In the banking industry, credit card fraud detection using machine learning is not just a trend but a necessity for them to put proactive monitoring and fraud prevention mechanisms in place. Machine learning is helping these institutions to reduce time-consuming manual reviews, costly chargebacks and fees, and denials of legitimate transactions.

Taska Performed:

Data Understanding:

Here, we need to load the data and understand the features present in it. This would help us choose the features that we will need for your final model.

Exploratory data analytics (EDA):

Normally, in this step, we need to perform univariate and bivariate analyses of the data, followed by feature transformations, if necessary. For the current data set, because Gaussian variables are used, we do not need to perform Z-scaling. However, you can check if there is any skewness in the data and try to mitigate it, as it might cause problems during the model-building phase.

Train/Test Split:

Now we are familiar with the train/test split, which we can perform in order to check the performance of our models with unseen data. Here, for validation, we can use the k-fold cross-validation method. We need to choose an appropriate k value so that the minority class is correctly represented in the test folds.
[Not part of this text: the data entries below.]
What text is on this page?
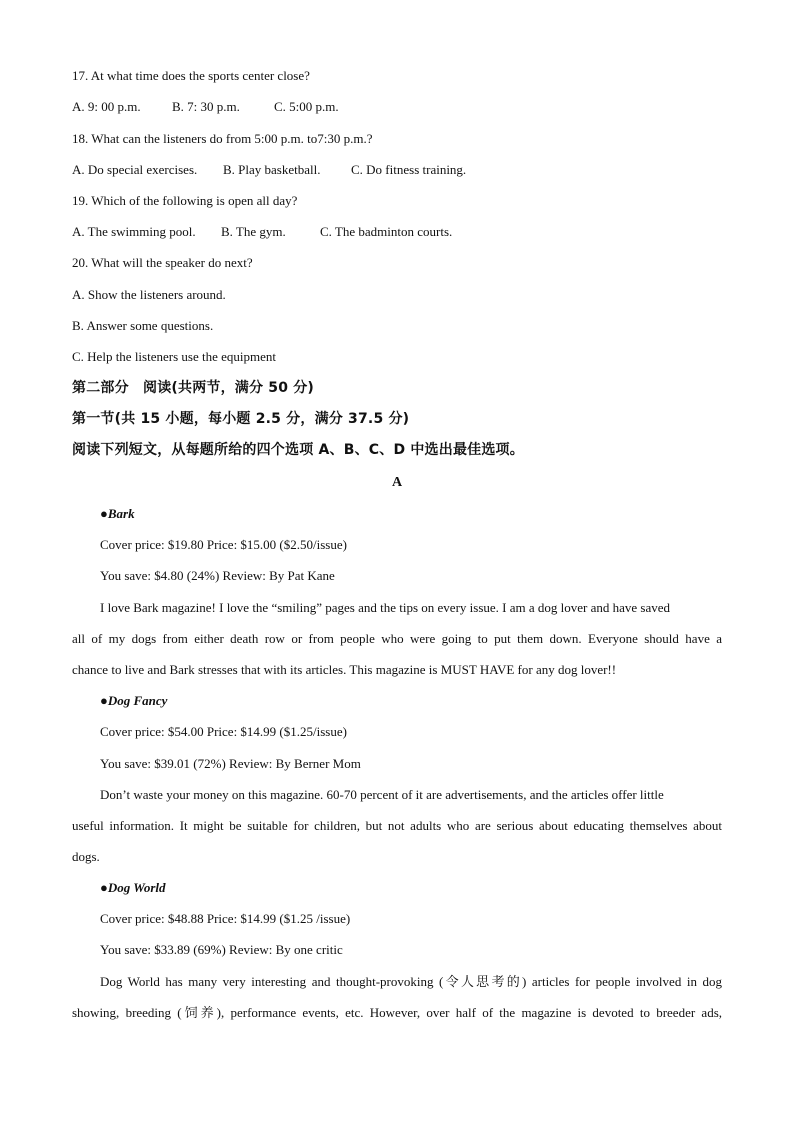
17. At what time does the sports center close?
A. 9: 00 p.m. B. 7: 30 p.m.	C. 5:00 p.m.
18. What can the listeners do from 5:00 p.m. to7:30 p.m.?
A. Do special exercises. B. Play basketball. C. Do fitness training.
19. Which of the following is open all day?
A. The swimming pool. B. The gym.	C. The badminton courts.
20. What will the speaker do next?
A. Show the listeners around.
B. Answer some questions.
C. Help the listeners use the equipment
第二部分　阅读(共两节，满分 50 分)
第一节(共 15 小题，每小题 2.5 分，满分 37.5 分)
阅读下列短文，从每题所给的四个选项 A、B、C、D 中选出最佳选项。
A
●Bark
Cover price: $19.80 Price: $15.00 ($2.50/issue)
You save: $4.80 (24%) Review: By Pat Kane
I love Bark magazine! I love the “smiling” pages and the tips on every issue. I am a dog lover and have saved
all of my dogs from either death row or from people who were going to put them down. Everyone should have a
chance to live and Bark stresses that with its articles. This magazine is MUST HAVE for any dog lover!!
●Dog Fancy
Cover price: $54.00 Price: $14.99 ($1.25/issue)
You save: $39.01 (72%) Review: By Berner Mom
Don’t waste your money on this magazine. 60-70 percent of it are advertisements, and the articles offer little
useful information. It might be suitable for children, but not adults who are serious about educating themselves about
dogs.
●Dog World
Cover price: $48.88 Price: $14.99 ($1.25 /issue)
You save: $33.89 (69%) Review: By one critic
Dog World has many very interesting and thought-provoking (令人思考的) articles for people involved in dog
showing, breeding (饲养), performance events, etc. However, over half of the magazine is devoted to breeder ads,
Model-Building/Hyperparameter Tuning:

This is the final step at which we can try different models and fine-tune their hyperparameters until we get the desired level of performance on the given dataset.

Model Evaluation:

We need to evaluate the models using appropriate evaluation metrics. Note that since the data is imbalanced it is is more important to identify which are fraudulent transactions accurately than the non-fraudulent. We need to choose an appropriate evaluation metric which reflects this business goal.